A member of the Santa Clara faculty since 1958, Jerry has served his institution and the broader mathematics community in various capacities. During this time, he was chair of the Mathematics department for 35 years and a member of the Faculty Senate Council. For thirty eight years he held the endowed Valeriote Professorship of Science chair. Known as an inspiring teacher and popular author, Alexanderson has cultivated a passion for problem solving and has promoted creative mathematical thinking as longstanding Associate Director of the prestigious William Lowell Putnam Competition. He is author of more than a dozen books, including textbooks in abstract algebra, and discrete and combinatorial mathematics. Alexanderson was the first recipient of Santa Clara University’s Bayma Award for Scholarship, and he received the Special Appreciation Award from the Dean of Arts and Sciences as well as the Special Recognition Award for Teaching, Research, and Service from the President of the university.

Alexanderson’s influence has extended to the national level, where he has played a leading and lasting role in the Mathematical Association of America (MAA).
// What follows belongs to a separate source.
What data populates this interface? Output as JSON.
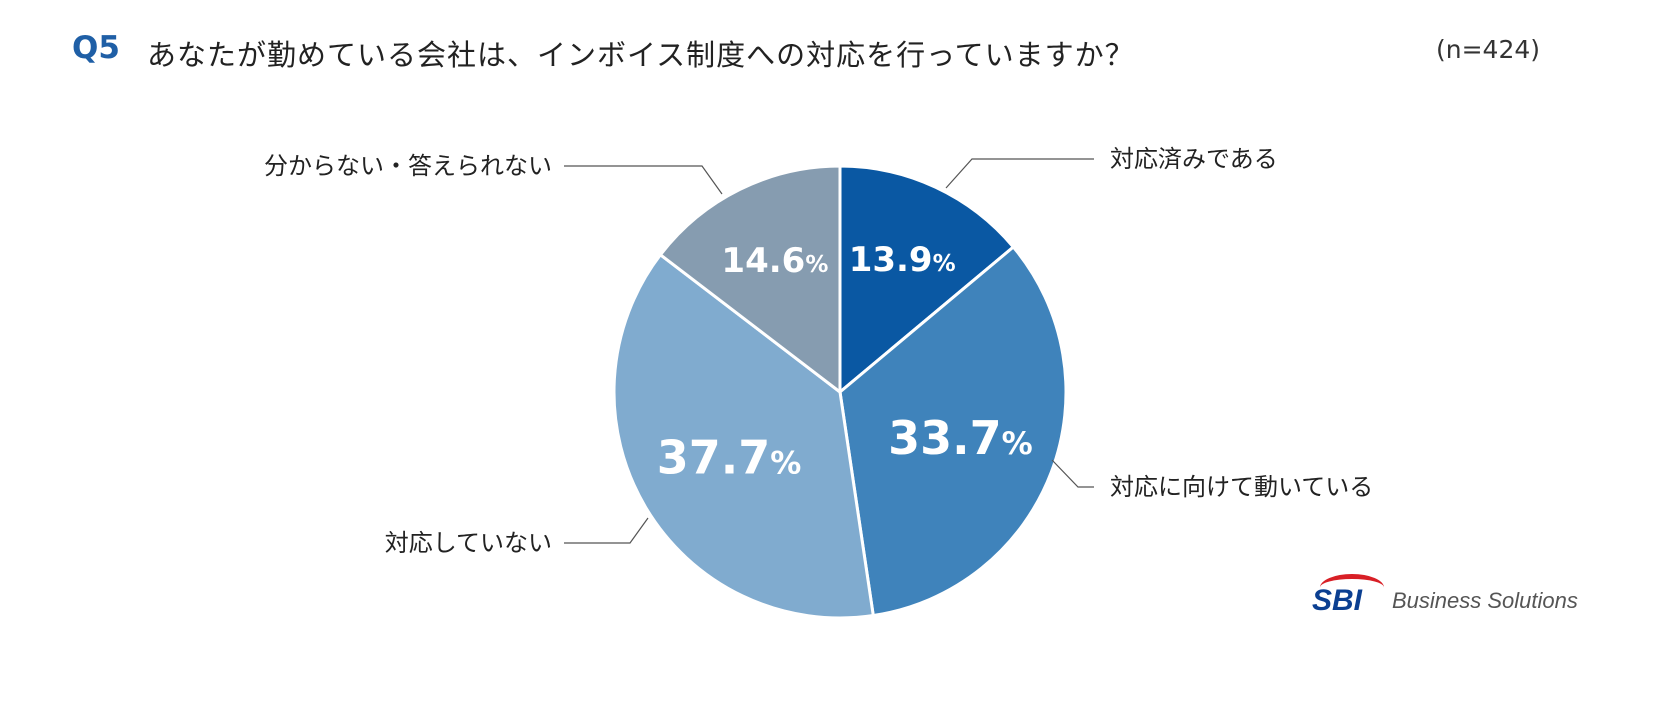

His contributions to the MAA have spanned more than 50 committees and 24 years on the Board of Governors, encompassing secretary, vice-president, and president of the Association and editor of *Mathematics Magazine*. Results of this work include the remodeling of the MAA Carriage House in Washington, D.C., into its Mathematical Sciences Conference Center. In this time, Jerry served on the Science Policy Committee of the American Mathematical Society (AMS) and was a consultant to the Editorial Board for the *Bulletin of the AMS*. In testament to his expansive record, Alexanderson received the MAA’s most prestigious award for distinguished service to Mathematics, the Yueh-Gin Gung and Dr. Charles Y. Hu award.